UK energy regulator Ofgem has today fined utility SSE £10.5m ($15.8m) – the largest financial penalty ever imposed on an energy supplier.

The fine relates to sales tactics carried out by SSE in telephone, in-store and doorstep transactions and the size of the penalty “reflects the seriousness and duration of breaches, the likely substantial harm that they have caused and the likely gain to SSE”, said Ofgem in a statement.

UK Energy Minister Michael Fallon said today that he had “rarely seen a worse case of consumers being misled so badly”.

SSE – formerly Scottish and Southern Energy – is one of Britain’s so-called ‘Big Six’ energy companies are operates coal and gas plants as well as on and offshore wind farms and biomass and hydro plants.

Ofgem said it “found failings at all stages of SSE’s sales processes, from the opening lines on the doorstep, in-store or over the phone through to the confirmation process which follows a sale”.

It added that in particular, “SSE consistently failed over a prolonged period of time to conduct its sales activities in a way that would provide clear and accurate information on prices and potential savings to enable customers to make an informed decision about whether to switch suppliers”.

Sarah Harrison, Ofgem’s senior partner in charge of enforcement, said: “In order to restore trust in the energy market, suppliers must comply with their obligations and play it straight with consumers.
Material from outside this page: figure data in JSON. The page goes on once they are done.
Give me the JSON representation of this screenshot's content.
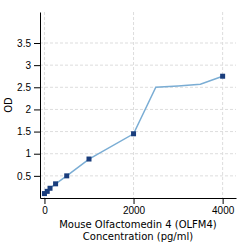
{
  "chart_data": {
    "type": "line",
    "xlabel": "Mouse Olfactomedin 4 (OLFM4)\nConcentration (pg/ml)",
    "ylabel": "OD",
    "xlim": [
      -100,
      4300
    ],
    "ylim": [
      0,
      4.2
    ],
    "xticks": [
      0,
      2000,
      4000
    ],
    "yticks": [
      0.5,
      1,
      1.5,
      2,
      2.5,
      3,
      3.5
    ],
    "grid": true,
    "series": [
      {
        "type": "line",
        "color": "#7aadd4",
        "x": [
          0,
          62.5,
          125,
          250,
          500,
          1000,
          2000,
          2500,
          3000,
          3500,
          4000
        ],
        "values": [
          0.1,
          0.15,
          0.22,
          0.32,
          0.5,
          0.88,
          1.45,
          2.5,
          2.53,
          2.57,
          2.75
        ]
      },
      {
        "type": "scatter",
        "color": "#1a3d7c",
        "marker": "square",
        "x": [
          0,
          62.5,
          125,
          250,
          500,
          1000,
          2000,
          4000
        ],
        "values": [
          0.1,
          0.15,
          0.22,
          0.32,
          0.5,
          0.88,
          1.45,
          2.75
        ]
      }
    ]
  }
}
Ofgem’s findings show SSE failed its customers, missold to them and undermined trust in the energy supply industry.

She said that today’s fine “sends a clear message to suppliers that Ofgem will hold to account those companies which fail to treat consumers fairly”.

Examples of SSE’s misdemeanors included telling customers they would save money when in fact they were switched to a more expensive contract; that other suppliers were making “all sorts of false promises” and putting their prices up, and that other suppliers’ price increases were higher than they actually were.

SSE corporate affairs director Alan Young told the BBC this morning that the company was “very sorry”.

He added: “What we were doing was not adequately telling people about the terms and conditions of their contract or adequately making sure they had the information they needed to switch. We have totally reformed our business in this area.”